We, as human beings, experience all sorts of pressures in daily life and we all respond differently for different reasons based on our own ability to handle pressure. Maybe we haven’t learned how to act on those pressures when we were younger. Maybe because we have some sort of insecurity that has manifested itself from past life experiences. Some people have the ability to take it as a challenge for growth. Sometimes it’s a mixture of all 3 of these things depending on the situation.
When you really think about it, it makes total sense. When you are driving in the left lane and someone starts tailgating, you either speed up, move over or slow down. You have options and may react based on your state of mind that day, at that moment. This is an example of physical pressure.
Some of us put incredible mental pressures on ourselves.

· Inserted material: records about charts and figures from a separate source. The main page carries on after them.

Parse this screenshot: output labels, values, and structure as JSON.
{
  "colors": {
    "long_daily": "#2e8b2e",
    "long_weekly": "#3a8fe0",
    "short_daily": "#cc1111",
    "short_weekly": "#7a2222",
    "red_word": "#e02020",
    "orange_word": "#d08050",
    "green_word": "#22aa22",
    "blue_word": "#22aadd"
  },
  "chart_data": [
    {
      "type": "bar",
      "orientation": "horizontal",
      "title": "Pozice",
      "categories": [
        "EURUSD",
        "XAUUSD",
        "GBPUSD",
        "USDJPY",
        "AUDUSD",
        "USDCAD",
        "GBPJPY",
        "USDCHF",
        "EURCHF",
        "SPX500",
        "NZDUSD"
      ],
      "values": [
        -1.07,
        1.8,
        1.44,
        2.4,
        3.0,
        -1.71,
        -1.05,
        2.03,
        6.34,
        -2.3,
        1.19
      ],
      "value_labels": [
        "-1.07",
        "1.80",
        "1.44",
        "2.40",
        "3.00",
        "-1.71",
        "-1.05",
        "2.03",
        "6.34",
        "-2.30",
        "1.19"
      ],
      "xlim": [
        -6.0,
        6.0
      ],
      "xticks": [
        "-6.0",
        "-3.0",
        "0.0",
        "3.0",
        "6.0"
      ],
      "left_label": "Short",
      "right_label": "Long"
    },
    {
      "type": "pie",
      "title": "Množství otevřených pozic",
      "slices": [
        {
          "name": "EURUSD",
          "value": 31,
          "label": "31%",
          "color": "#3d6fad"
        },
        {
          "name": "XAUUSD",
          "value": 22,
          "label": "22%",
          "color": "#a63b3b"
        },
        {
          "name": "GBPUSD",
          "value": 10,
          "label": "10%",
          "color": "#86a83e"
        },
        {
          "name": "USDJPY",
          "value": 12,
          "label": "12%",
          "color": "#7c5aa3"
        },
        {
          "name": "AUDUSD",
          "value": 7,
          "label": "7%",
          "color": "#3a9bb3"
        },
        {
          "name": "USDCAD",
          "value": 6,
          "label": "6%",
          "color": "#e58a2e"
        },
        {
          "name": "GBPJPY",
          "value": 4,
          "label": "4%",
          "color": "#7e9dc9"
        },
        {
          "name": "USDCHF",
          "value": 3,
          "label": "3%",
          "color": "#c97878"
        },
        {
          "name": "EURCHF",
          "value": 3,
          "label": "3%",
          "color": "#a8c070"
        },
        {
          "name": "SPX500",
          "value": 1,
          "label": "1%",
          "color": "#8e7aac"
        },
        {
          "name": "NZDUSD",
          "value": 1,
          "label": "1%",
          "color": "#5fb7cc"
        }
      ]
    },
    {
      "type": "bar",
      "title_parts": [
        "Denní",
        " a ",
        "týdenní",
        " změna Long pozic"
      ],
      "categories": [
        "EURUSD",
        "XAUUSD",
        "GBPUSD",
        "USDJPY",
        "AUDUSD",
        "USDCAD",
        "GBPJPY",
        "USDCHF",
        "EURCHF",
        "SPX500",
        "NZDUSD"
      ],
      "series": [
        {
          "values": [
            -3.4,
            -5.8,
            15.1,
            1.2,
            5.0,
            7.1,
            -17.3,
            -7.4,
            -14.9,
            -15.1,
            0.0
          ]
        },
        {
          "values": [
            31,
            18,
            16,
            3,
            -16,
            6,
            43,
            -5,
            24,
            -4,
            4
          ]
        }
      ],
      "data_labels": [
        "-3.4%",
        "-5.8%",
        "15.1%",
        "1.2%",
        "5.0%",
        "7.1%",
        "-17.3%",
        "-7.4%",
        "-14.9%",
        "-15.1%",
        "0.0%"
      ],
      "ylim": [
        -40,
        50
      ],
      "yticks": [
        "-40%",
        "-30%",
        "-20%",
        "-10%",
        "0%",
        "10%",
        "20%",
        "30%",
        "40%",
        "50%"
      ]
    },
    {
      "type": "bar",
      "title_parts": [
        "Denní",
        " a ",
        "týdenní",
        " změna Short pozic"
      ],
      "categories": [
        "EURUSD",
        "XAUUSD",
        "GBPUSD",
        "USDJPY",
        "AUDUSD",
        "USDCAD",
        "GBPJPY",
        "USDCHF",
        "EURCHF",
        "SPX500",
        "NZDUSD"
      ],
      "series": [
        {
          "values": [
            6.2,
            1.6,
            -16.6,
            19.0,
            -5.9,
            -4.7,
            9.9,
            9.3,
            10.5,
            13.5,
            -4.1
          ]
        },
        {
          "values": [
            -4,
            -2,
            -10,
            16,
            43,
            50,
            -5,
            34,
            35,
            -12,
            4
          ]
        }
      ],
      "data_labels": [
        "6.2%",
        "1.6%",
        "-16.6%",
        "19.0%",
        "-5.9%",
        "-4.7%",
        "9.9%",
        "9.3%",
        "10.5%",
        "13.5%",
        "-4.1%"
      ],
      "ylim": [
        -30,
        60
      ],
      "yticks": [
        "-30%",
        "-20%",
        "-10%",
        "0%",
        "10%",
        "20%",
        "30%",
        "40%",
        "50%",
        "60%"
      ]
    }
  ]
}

The pressure to gain knowledge of something quickly or to be perfect in a skill, when that sometimes takes time. Years even. I know I have done this in the past and still do to this day. It’s called being hard on yourself.
Life is a lot about pressure on and pressure off and to think it would be any different for a dog would be a misunderstanding.
Have you ever given one dog a bone and watched the second dog stand there, staring until the dog with the bone walked away? This is physical pressure to surrender the toy/bone and often creates defensive behavior by the dog that has the bone at some point, if it is allowed to happen. How the dog with the bone reacts depends largely on the dog, but is it fair? I think not.
I have many clients that tell me that their dog begs at the dinner table but they have never given them table food. See any resemblance there?
Social pressure is a big one for many dogs and some are not equipped to handle what comes
into their space. They make the wrong decisions because they are not comfortable and nobody is listening and helping them out when they need it. If the dog has questionable social history and a new dog comes too close or hangs out too long in his space, this may cause a reaction. This is how behavior issues start and escalate. Go to your nearest dog park and watch it unfold for yourself.
Putting too much mental pressure on some dogs can be problematic leading to frustration if there is no outlet while others deal with it quite well. Some dogs will redirect in certain situations and some will shut down and some will simply comply. Again, it depends on the dog.
Knowing how your dog responds to pressure will help it in all aspects of its life, wether it be socially or from a training standpoint. Teaching the commands that are necessary to managing your dog are important and really not that difficult to teach. Equally, if not more important is learning how to ready his/her body language. This is the best part!